Кеннет еще раз обошел вокруг, отдавая короткие приказы десятникам, главным образом касавшиеся того, чтобы проследить, дабы ни один из солдат не перебрал с питьем, и расстановки караулов, и ближе к полуночи он нашел себе место под ночлег. Черный был прав, правила вроде того, что командир последним идет спать, хорошо звучат, но кончаются тем, что измученный офицер бессмысленно посылает людей на смерть. Ну и надо бы показать, что он доверяет подчиненным.

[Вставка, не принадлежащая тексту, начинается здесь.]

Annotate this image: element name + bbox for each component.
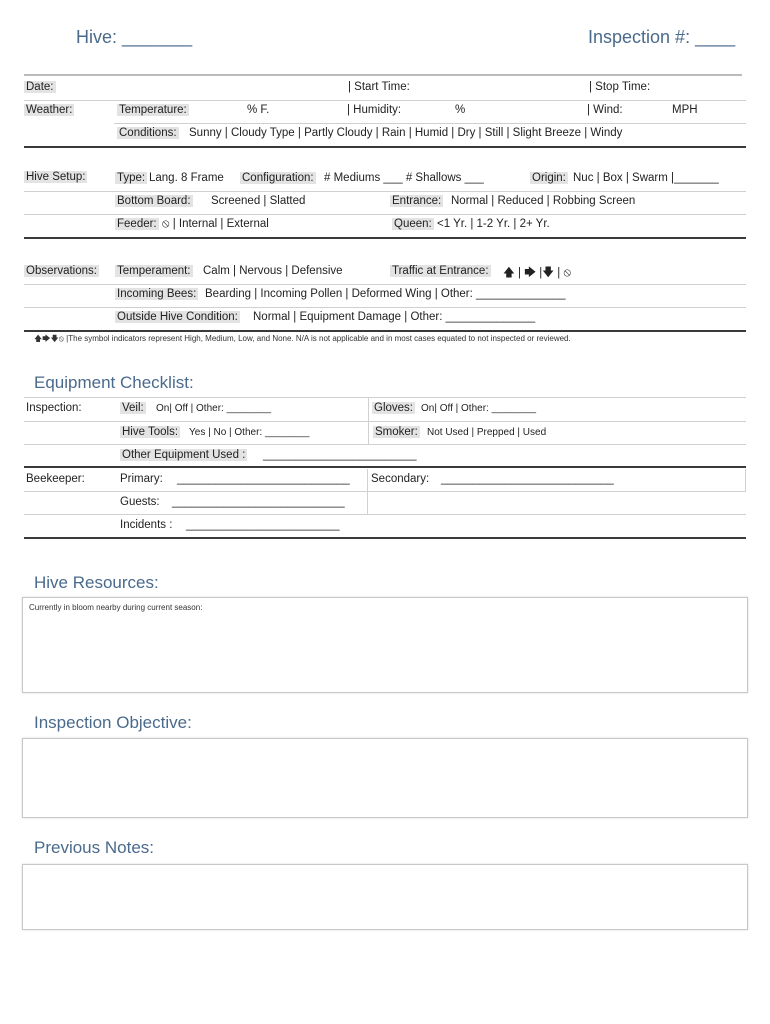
row-divider — [24, 191, 746, 192]
equipment-checklist-title: Equipment Checklist: — [34, 373, 194, 392]
other-equipment-value: ________________________ — [263, 449, 417, 461]
inspection-objective-box[interactable] — [22, 738, 748, 818]
row-divider — [24, 307, 746, 308]
temperament-label: Temperament: — [117, 265, 191, 277]
section-divider — [24, 237, 746, 239]
traffic-value: 🡅 | 🡆 |🡇 | ⦸ — [503, 267, 571, 279]
outside-condition-value: Normal | Equipment Damage | Other: ______________ — [253, 311, 536, 323]
traffic-label: Traffic at Entrance: — [392, 265, 489, 277]
column-divider — [745, 469, 746, 491]
date-label: Date: — [26, 81, 54, 93]
bottom-board-label: Bottom Board: — [117, 195, 191, 207]
temperament-value: Calm | Nervous | Defensive — [203, 265, 343, 277]
gloves-value: On| Off | Other: ________ — [421, 403, 537, 414]
queen-value: <1 Yr. | 1-2 Yr. | 2+ Yr. — [437, 218, 550, 230]
start-time-label: | Start Time: — [348, 81, 410, 93]
origin-value: Nuc | Box | Swarm |_______ — [573, 172, 719, 184]
previous-notes-box[interactable] — [22, 864, 748, 930]
temperature-unit: % F. — [247, 104, 270, 116]
row-divider — [24, 444, 746, 445]
weather-label: Weather: — [26, 104, 73, 116]
humidity-label: | Humidity: — [347, 104, 402, 116]
column-divider — [367, 469, 368, 515]
type-label: Type: — [117, 172, 146, 184]
section-divider — [24, 146, 746, 148]
other-equipment-label: Other Equipment Used : — [122, 449, 246, 461]
incidents-label: Incidents : — [120, 519, 173, 531]
row-divider — [114, 123, 746, 124]
row-divider — [24, 284, 746, 285]
hive-setup-label: Hive Setup: — [26, 171, 86, 183]
stop-time-label: | Stop Time: — [589, 81, 651, 93]
section-divider — [24, 330, 746, 332]
inspection-objective-title: Inspection Objective: — [34, 713, 192, 732]
origin-label: Origin: — [532, 172, 566, 184]
wind-label: | Wind: — [587, 104, 623, 116]
row-divider — [24, 397, 746, 398]
humidity-unit: % — [455, 104, 466, 116]
observations-label: Observations: — [26, 265, 97, 277]
guests-label: Guests: — [120, 496, 160, 508]
primary-label: Primary: — [120, 473, 163, 485]
conditions-label: Conditions: — [119, 127, 177, 139]
hive-title: Hive: _______ — [76, 27, 193, 47]
type-value: Lang. 8 Frame — [149, 172, 224, 184]
smoker-value: Not Used | Prepped | Used — [427, 427, 547, 438]
secondary-label: Secondary: — [371, 473, 430, 485]
inspection-number: Inspection #: ____ — [588, 27, 736, 47]
beekeeper-label: Beekeeper: — [26, 473, 85, 485]
row-divider — [24, 421, 746, 422]
row-divider — [24, 491, 746, 492]
outside-condition-label: Outside Hive Condition: — [117, 311, 238, 323]
row-divider — [24, 100, 746, 101]
symbol-footnote: 🡅🡆🡇⦸ |The symbol indicators represent High, Medium, Low, and None. N/A is not applicable and in most cases equated to not inspected or reviewed. — [34, 334, 571, 343]
conditions-values: Sunny | Cloudy Type | Partly Cloudy | Rain | Humid | Dry | Still | Slight Breeze | Windy — [189, 127, 623, 139]
veil-label: Veil: — [122, 402, 144, 414]
incidents-value: ________________________ — [186, 519, 340, 531]
hive-resources-box[interactable] — [22, 597, 748, 693]
incoming-bees-value: Bearding | Incoming Pollen | Deformed Wing | Other: ______________ — [205, 288, 566, 300]
configuration-value: # Mediums ___ # Shallows ___ — [324, 172, 484, 184]
temperature-label: Temperature: — [119, 104, 187, 116]
primary-value: ___________________________ — [177, 473, 350, 485]
queen-label: Queen: — [394, 218, 432, 230]
guests-value: ___________________________ — [172, 496, 345, 508]
smoker-label: Smoker: — [375, 426, 418, 438]
wind-unit: MPH — [672, 104, 698, 116]
hive-tools-label: Hive Tools: — [122, 426, 179, 438]
feeder-label: Feeder: — [117, 218, 157, 230]
hive-tools-value: Yes | No | Other: ________ — [189, 427, 310, 438]
feeder-value: ⦸ | Internal | External — [162, 218, 269, 230]
secondary-value: ___________________________ — [441, 473, 614, 485]
header-divider — [24, 74, 742, 76]
inspection-label: Inspection: — [26, 402, 82, 414]
gloves-label: Gloves: — [374, 402, 413, 414]
bottom-board-value: Screened | Slatted — [211, 195, 306, 207]
previous-notes-title: Previous Notes: — [34, 838, 154, 857]
entrance-label: Entrance: — [392, 195, 442, 207]
incoming-bees-label: Incoming Bees: — [117, 288, 197, 300]
veil-value: On| Off | Other: ________ — [156, 403, 272, 414]
section-divider — [24, 466, 746, 468]
resources-hint: Currently in bloom nearby during current season: — [29, 603, 203, 612]
configuration-label: Configuration: — [242, 172, 314, 184]
section-divider — [24, 537, 746, 539]
entrance-value: Normal | Reduced | Robbing Screen — [451, 195, 636, 207]
row-divider — [24, 214, 746, 215]
hive-resources-title: Hive Resources: — [34, 573, 159, 592]
row-divider — [24, 514, 746, 515]
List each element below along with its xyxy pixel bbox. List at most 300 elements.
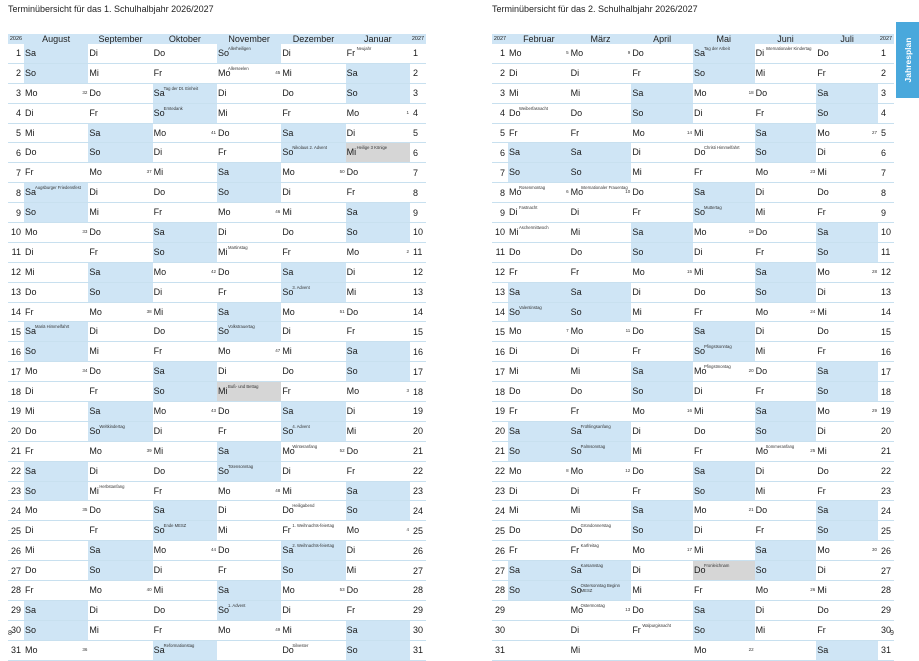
day-cell[interactable] xyxy=(153,362,217,382)
day-cell[interactable] xyxy=(24,44,88,63)
day-cell[interactable] xyxy=(346,382,410,402)
day-cell[interactable] xyxy=(24,163,88,183)
day-cell[interactable] xyxy=(281,183,345,203)
day-cell[interactable] xyxy=(570,63,632,83)
day-cell[interactable] xyxy=(755,441,817,461)
day-cell[interactable] xyxy=(508,63,570,83)
day-cell[interactable] xyxy=(217,600,281,620)
day-cell[interactable] xyxy=(816,242,878,262)
day-cell[interactable] xyxy=(570,541,632,561)
day-cell[interactable] xyxy=(88,322,152,342)
day-cell[interactable] xyxy=(153,143,217,163)
day-cell[interactable] xyxy=(755,402,817,422)
day-cell[interactable] xyxy=(816,521,878,541)
day-cell[interactable] xyxy=(631,242,693,262)
day-cell[interactable] xyxy=(24,561,88,581)
day-cell[interactable] xyxy=(346,342,410,362)
day-cell[interactable] xyxy=(570,342,632,362)
day-cell[interactable] xyxy=(693,421,755,441)
day-cell[interactable] xyxy=(816,382,878,402)
day-cell[interactable] xyxy=(816,302,878,322)
day-cell[interactable] xyxy=(88,382,152,402)
day-cell[interactable] xyxy=(346,501,410,521)
day-cell[interactable] xyxy=(570,103,632,123)
day-cell[interactable] xyxy=(153,322,217,342)
day-cell[interactable] xyxy=(508,262,570,282)
day-cell[interactable] xyxy=(693,561,755,581)
day-cell[interactable] xyxy=(631,183,693,203)
day-cell[interactable] xyxy=(281,203,345,223)
day-cell[interactable] xyxy=(88,402,152,422)
day-cell[interactable] xyxy=(24,223,88,243)
day-cell[interactable] xyxy=(88,640,152,660)
day-cell[interactable] xyxy=(631,322,693,342)
day-cell[interactable] xyxy=(217,640,281,660)
day-cell[interactable] xyxy=(217,342,281,362)
day-cell[interactable] xyxy=(508,481,570,501)
day-cell[interactable] xyxy=(570,163,632,183)
day-cell[interactable] xyxy=(281,342,345,362)
day-cell[interactable] xyxy=(631,640,693,660)
day-cell[interactable] xyxy=(755,382,817,402)
day-cell[interactable] xyxy=(508,183,570,203)
day-cell[interactable] xyxy=(816,44,878,63)
day-cell[interactable] xyxy=(217,362,281,382)
day-cell[interactable] xyxy=(346,640,410,660)
day-cell[interactable] xyxy=(693,581,755,601)
day-cell[interactable] xyxy=(88,441,152,461)
day-cell[interactable] xyxy=(693,302,755,322)
day-cell[interactable] xyxy=(217,183,281,203)
day-cell[interactable] xyxy=(693,600,755,620)
day-cell[interactable] xyxy=(631,342,693,362)
day-cell[interactable] xyxy=(88,561,152,581)
day-cell[interactable] xyxy=(153,521,217,541)
day-cell[interactable] xyxy=(24,541,88,561)
day-cell[interactable] xyxy=(24,362,88,382)
day-cell[interactable] xyxy=(570,223,632,243)
day-cell[interactable] xyxy=(24,382,88,402)
day-cell[interactable] xyxy=(217,242,281,262)
day-cell[interactable] xyxy=(693,123,755,143)
day-cell[interactable] xyxy=(693,342,755,362)
day-cell[interactable] xyxy=(693,143,755,163)
day-cell[interactable] xyxy=(281,481,345,501)
day-cell[interactable] xyxy=(631,382,693,402)
day-cell[interactable] xyxy=(217,322,281,342)
day-cell[interactable] xyxy=(570,441,632,461)
day-cell[interactable] xyxy=(346,163,410,183)
day-cell[interactable] xyxy=(217,501,281,521)
day-cell[interactable] xyxy=(153,561,217,581)
day-cell[interactable] xyxy=(88,223,152,243)
day-cell[interactable] xyxy=(755,63,817,83)
day-cell[interactable] xyxy=(693,163,755,183)
day-cell[interactable] xyxy=(631,541,693,561)
day-cell[interactable] xyxy=(217,123,281,143)
day-cell[interactable] xyxy=(217,382,281,402)
day-cell[interactable] xyxy=(508,581,570,601)
day-cell[interactable] xyxy=(816,322,878,342)
day-cell[interactable] xyxy=(816,183,878,203)
day-cell[interactable] xyxy=(281,322,345,342)
day-cell[interactable] xyxy=(153,63,217,83)
day-cell[interactable] xyxy=(755,302,817,322)
day-cell[interactable] xyxy=(631,302,693,322)
day-cell[interactable] xyxy=(816,223,878,243)
day-cell[interactable] xyxy=(693,402,755,422)
day-cell[interactable] xyxy=(88,600,152,620)
day-cell[interactable] xyxy=(281,262,345,282)
day-cell[interactable] xyxy=(346,521,410,541)
day-cell[interactable] xyxy=(693,223,755,243)
day-cell[interactable] xyxy=(24,262,88,282)
day-cell[interactable] xyxy=(508,223,570,243)
day-cell[interactable] xyxy=(346,302,410,322)
day-cell[interactable] xyxy=(693,481,755,501)
day-cell[interactable] xyxy=(88,44,152,63)
day-cell[interactable] xyxy=(346,581,410,601)
day-cell[interactable] xyxy=(153,203,217,223)
day-cell[interactable] xyxy=(24,521,88,541)
day-cell[interactable] xyxy=(570,183,632,203)
day-cell[interactable] xyxy=(281,163,345,183)
day-cell[interactable] xyxy=(755,600,817,620)
day-cell[interactable] xyxy=(508,541,570,561)
day-cell[interactable] xyxy=(693,83,755,103)
day-cell[interactable] xyxy=(816,63,878,83)
day-cell[interactable] xyxy=(24,402,88,422)
day-cell[interactable] xyxy=(281,461,345,481)
day-cell[interactable] xyxy=(755,322,817,342)
day-cell[interactable] xyxy=(88,461,152,481)
day-cell[interactable] xyxy=(88,620,152,640)
day-cell[interactable] xyxy=(88,143,152,163)
day-cell[interactable] xyxy=(217,83,281,103)
day-cell[interactable] xyxy=(88,362,152,382)
day-cell[interactable] xyxy=(153,382,217,402)
day-cell[interactable] xyxy=(508,402,570,422)
day-cell[interactable] xyxy=(693,541,755,561)
day-cell[interactable] xyxy=(24,481,88,501)
day-cell[interactable] xyxy=(88,581,152,601)
day-cell[interactable] xyxy=(88,282,152,302)
day-cell[interactable] xyxy=(508,441,570,461)
day-cell[interactable] xyxy=(508,143,570,163)
day-cell[interactable] xyxy=(570,242,632,262)
day-cell[interactable] xyxy=(755,223,817,243)
day-cell[interactable] xyxy=(631,501,693,521)
day-cell[interactable] xyxy=(153,620,217,640)
day-cell[interactable] xyxy=(24,123,88,143)
day-cell[interactable] xyxy=(755,44,817,63)
day-cell[interactable] xyxy=(346,223,410,243)
day-cell[interactable] xyxy=(693,362,755,382)
day-cell[interactable] xyxy=(346,242,410,262)
day-cell[interactable] xyxy=(508,421,570,441)
day-cell[interactable] xyxy=(346,103,410,123)
day-cell[interactable] xyxy=(24,183,88,203)
day-cell[interactable] xyxy=(570,302,632,322)
day-cell[interactable] xyxy=(693,183,755,203)
day-cell[interactable] xyxy=(508,501,570,521)
day-cell[interactable] xyxy=(631,123,693,143)
day-cell[interactable] xyxy=(217,103,281,123)
day-cell[interactable] xyxy=(346,561,410,581)
day-cell[interactable] xyxy=(508,302,570,322)
day-cell[interactable] xyxy=(24,620,88,640)
day-cell[interactable] xyxy=(346,541,410,561)
day-cell[interactable] xyxy=(816,143,878,163)
day-cell[interactable] xyxy=(153,501,217,521)
day-cell[interactable] xyxy=(217,302,281,322)
day-cell[interactable] xyxy=(217,541,281,561)
day-cell[interactable] xyxy=(693,103,755,123)
day-cell[interactable] xyxy=(631,282,693,302)
day-cell[interactable] xyxy=(281,63,345,83)
day-cell[interactable] xyxy=(346,203,410,223)
day-cell[interactable] xyxy=(88,83,152,103)
day-cell[interactable] xyxy=(346,421,410,441)
day-cell[interactable] xyxy=(153,44,217,63)
day-cell[interactable] xyxy=(153,262,217,282)
day-cell[interactable] xyxy=(755,203,817,223)
day-cell[interactable] xyxy=(508,83,570,103)
day-cell[interactable] xyxy=(281,242,345,262)
day-cell[interactable] xyxy=(693,620,755,640)
day-cell[interactable] xyxy=(508,203,570,223)
day-cell[interactable] xyxy=(755,123,817,143)
day-cell[interactable] xyxy=(24,600,88,620)
day-cell[interactable] xyxy=(693,640,755,660)
day-cell[interactable] xyxy=(508,282,570,302)
day-cell[interactable] xyxy=(816,83,878,103)
day-cell[interactable] xyxy=(217,163,281,183)
day-cell[interactable] xyxy=(281,620,345,640)
day-cell[interactable] xyxy=(153,223,217,243)
day-cell[interactable] xyxy=(631,461,693,481)
day-cell[interactable] xyxy=(631,481,693,501)
day-cell[interactable] xyxy=(346,63,410,83)
day-cell[interactable] xyxy=(88,183,152,203)
day-cell[interactable] xyxy=(631,600,693,620)
day-cell[interactable] xyxy=(217,481,281,501)
day-cell[interactable] xyxy=(281,382,345,402)
day-cell[interactable] xyxy=(281,561,345,581)
day-cell[interactable] xyxy=(570,203,632,223)
day-cell[interactable] xyxy=(217,581,281,601)
day-cell[interactable] xyxy=(508,362,570,382)
day-cell[interactable] xyxy=(755,521,817,541)
day-cell[interactable] xyxy=(631,441,693,461)
day-cell[interactable] xyxy=(755,163,817,183)
day-cell[interactable] xyxy=(755,581,817,601)
day-cell[interactable] xyxy=(570,262,632,282)
day-cell[interactable] xyxy=(153,123,217,143)
day-cell[interactable] xyxy=(153,441,217,461)
day-cell[interactable] xyxy=(217,461,281,481)
day-cell[interactable] xyxy=(24,421,88,441)
day-cell[interactable] xyxy=(281,402,345,422)
day-cell[interactable] xyxy=(88,203,152,223)
day-cell[interactable] xyxy=(816,362,878,382)
day-cell[interactable] xyxy=(631,103,693,123)
day-cell[interactable] xyxy=(816,402,878,422)
day-cell[interactable] xyxy=(24,143,88,163)
day-cell[interactable] xyxy=(570,322,632,342)
day-cell[interactable] xyxy=(217,63,281,83)
day-cell[interactable] xyxy=(570,123,632,143)
day-cell[interactable] xyxy=(281,421,345,441)
day-cell[interactable] xyxy=(346,481,410,501)
day-cell[interactable] xyxy=(346,441,410,461)
day-cell[interactable] xyxy=(570,143,632,163)
day-cell[interactable] xyxy=(693,44,755,63)
day-cell[interactable] xyxy=(88,481,152,501)
day-cell[interactable] xyxy=(816,123,878,143)
day-cell[interactable] xyxy=(153,163,217,183)
day-cell[interactable] xyxy=(570,481,632,501)
day-cell[interactable] xyxy=(755,421,817,441)
day-cell[interactable] xyxy=(755,461,817,481)
day-cell[interactable] xyxy=(281,441,345,461)
day-cell[interactable] xyxy=(24,83,88,103)
day-cell[interactable] xyxy=(816,541,878,561)
day-cell[interactable] xyxy=(153,103,217,123)
day-cell[interactable] xyxy=(816,262,878,282)
day-cell[interactable] xyxy=(281,501,345,521)
day-cell[interactable] xyxy=(281,581,345,601)
day-cell[interactable] xyxy=(816,600,878,620)
day-cell[interactable] xyxy=(217,223,281,243)
day-cell[interactable] xyxy=(346,402,410,422)
day-cell[interactable] xyxy=(508,561,570,581)
day-cell[interactable] xyxy=(508,123,570,143)
day-cell[interactable] xyxy=(153,342,217,362)
day-cell[interactable] xyxy=(217,421,281,441)
day-cell[interactable] xyxy=(281,521,345,541)
day-cell[interactable] xyxy=(24,640,88,660)
day-cell[interactable] xyxy=(631,521,693,541)
day-cell[interactable] xyxy=(281,600,345,620)
day-cell[interactable] xyxy=(153,600,217,620)
day-cell[interactable] xyxy=(217,402,281,422)
day-cell[interactable] xyxy=(346,461,410,481)
day-cell[interactable] xyxy=(153,183,217,203)
day-cell[interactable] xyxy=(153,282,217,302)
day-cell[interactable] xyxy=(570,600,632,620)
day-cell[interactable] xyxy=(217,143,281,163)
day-cell[interactable] xyxy=(570,561,632,581)
day-cell[interactable] xyxy=(570,521,632,541)
day-cell[interactable] xyxy=(570,282,632,302)
day-cell[interactable] xyxy=(508,461,570,481)
day-cell[interactable] xyxy=(693,242,755,262)
day-cell[interactable] xyxy=(508,163,570,183)
day-cell[interactable] xyxy=(88,541,152,561)
day-cell[interactable] xyxy=(153,461,217,481)
day-cell[interactable] xyxy=(153,421,217,441)
day-cell[interactable] xyxy=(88,63,152,83)
day-cell[interactable] xyxy=(24,342,88,362)
day-cell[interactable] xyxy=(693,322,755,342)
day-cell[interactable] xyxy=(153,83,217,103)
day-cell[interactable] xyxy=(88,421,152,441)
day-cell[interactable] xyxy=(755,103,817,123)
day-cell[interactable] xyxy=(816,421,878,441)
jahresplan-side-tab[interactable] xyxy=(896,22,919,98)
day-cell[interactable] xyxy=(217,282,281,302)
day-cell[interactable] xyxy=(816,342,878,362)
day-cell[interactable] xyxy=(508,103,570,123)
day-cell[interactable] xyxy=(816,103,878,123)
day-cell[interactable] xyxy=(217,441,281,461)
day-cell[interactable] xyxy=(88,123,152,143)
day-cell[interactable] xyxy=(631,402,693,422)
day-cell[interactable] xyxy=(755,83,817,103)
day-cell[interactable] xyxy=(508,600,570,620)
day-cell[interactable] xyxy=(217,203,281,223)
day-cell[interactable] xyxy=(693,203,755,223)
day-cell[interactable] xyxy=(24,242,88,262)
day-cell[interactable] xyxy=(570,501,632,521)
day-cell[interactable] xyxy=(281,541,345,561)
day-cell[interactable] xyxy=(217,262,281,282)
day-cell[interactable] xyxy=(816,441,878,461)
day-cell[interactable] xyxy=(88,242,152,262)
day-cell[interactable] xyxy=(346,282,410,302)
day-cell[interactable] xyxy=(24,581,88,601)
day-cell[interactable] xyxy=(24,302,88,322)
day-cell[interactable] xyxy=(755,242,817,262)
day-cell[interactable] xyxy=(346,183,410,203)
day-cell[interactable] xyxy=(88,302,152,322)
day-cell[interactable] xyxy=(24,441,88,461)
day-cell[interactable] xyxy=(570,402,632,422)
day-cell[interactable] xyxy=(346,123,410,143)
day-cell[interactable] xyxy=(570,421,632,441)
day-cell[interactable] xyxy=(24,461,88,481)
day-cell[interactable] xyxy=(281,83,345,103)
day-cell[interactable] xyxy=(508,521,570,541)
day-cell[interactable] xyxy=(570,640,632,660)
day-cell[interactable] xyxy=(24,63,88,83)
day-cell[interactable] xyxy=(570,83,632,103)
day-cell[interactable] xyxy=(508,620,570,640)
day-cell[interactable] xyxy=(570,461,632,481)
day-cell[interactable] xyxy=(816,163,878,183)
day-cell[interactable] xyxy=(217,521,281,541)
day-cell[interactable] xyxy=(217,561,281,581)
day-cell[interactable] xyxy=(755,481,817,501)
day-cell[interactable] xyxy=(88,501,152,521)
day-cell[interactable] xyxy=(755,183,817,203)
day-cell[interactable] xyxy=(631,262,693,282)
day-cell[interactable] xyxy=(570,581,632,601)
day-cell[interactable] xyxy=(755,620,817,640)
day-cell[interactable] xyxy=(24,103,88,123)
day-cell[interactable] xyxy=(508,322,570,342)
day-cell[interactable] xyxy=(346,620,410,640)
day-cell[interactable] xyxy=(755,362,817,382)
day-cell[interactable] xyxy=(570,362,632,382)
day-cell[interactable] xyxy=(508,342,570,362)
day-cell[interactable] xyxy=(217,620,281,640)
day-cell[interactable] xyxy=(631,163,693,183)
day-cell[interactable] xyxy=(631,362,693,382)
day-cell[interactable] xyxy=(693,382,755,402)
day-cell[interactable] xyxy=(24,203,88,223)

Кеннет снял шлем, отложил щит, отстегнул пояс с мечом и миг-другой раздумывал, не избавиться ли от кольчуги, но решил, что стоит начать привыкать к невзгодам. «С завтрашнего дня снова ждет нас путь горами и ночи на земле», – подумал он, укладываясь на одной из опорожненных повозок и укрываясь плащом.
* * *
Ее разбудило прикосновение, и она едва не вскрикнула, увидев над собой его лицо. Глаза, словно пара монет, почти светились в темноте, но было в них что-то еще.
Беспокойство.
Ана’ве спала в фургоне отца, Нее’ва снова исчезла на всю ночь, а потому Кей’ла получила весь фургон в свое распоряжение. Нынче все праздновали, им удалось пробиться сквозь горы. Пословица гласила, что дорога, выдержавшая один фургон, выдержит и тысячу. А они заботились, чтобы дорога была как можно лучше.
Во всем лагере пили и ели, и казалось, что нынче никто не уснет. А завтра чуть свет фургоны примутся съезжать вниз, на возвышенность, домой.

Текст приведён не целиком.